Background Only a few cardiac-arrest victims receive external chest compression (ECC) by a bystander. Objective To test the hypothesis that the general public might start ECC more often if they used an automated device rather than a manual massage. Methods Web-based public opinion survey based on two short videos, one showing manual ECC and the other automated ECC (Autopulse, Zoll, France). Advantages and disadvantages (perceived efficacy, reproducibility, hazard, apprehension and acceptability) of the two techniques were evaluated on a visual analogue scale (VAS). A VAS of 1–3 was considered to indicate preference for manual ECC, 8–10 for automated ECC and 4–7 for no clear preference. The final global score was the difference between advantage and disadvantage scores. Results Overall, 1769 persons answered the questionnaire.
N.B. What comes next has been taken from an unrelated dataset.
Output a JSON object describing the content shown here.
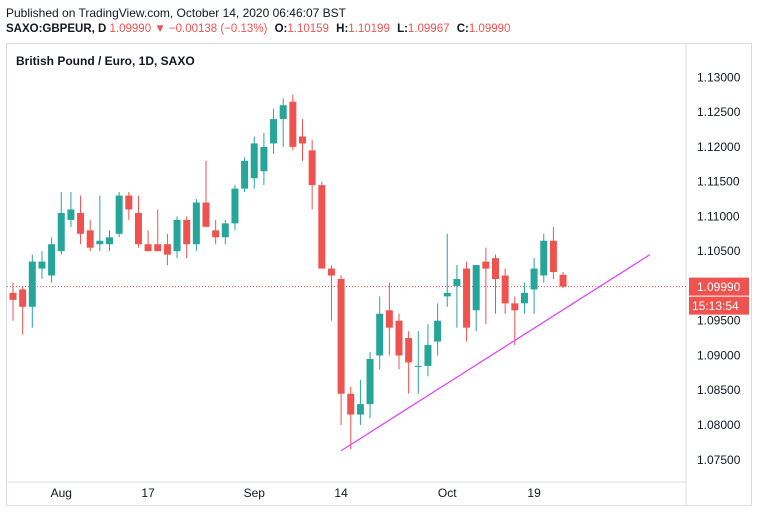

The median VAS score for each variable was as follows: 7 (25–75 percentiles, 5–9) for efficacy, 8 (3–10) for reproducibility, 5 (3–8) for hazard, 5 (2–8) for apprehension and 5 (2–8) for acceptability. The overall median score indicated that 1034 persons (58%) preferred use of the device, 618 (35%) preferred manual ECC and 117 (7%) had no preference. There was no significant difference in the preference according to gender, education and training in first aid. However, older persons (0) preferred the use of device. Conclusions The better ‘advantages over disadvantages’ score for the automated ECC device over manual ECC indicated that the general public might envisage use of the device. This could contribute to increase the frequency of resuscitation attempts by bystanders.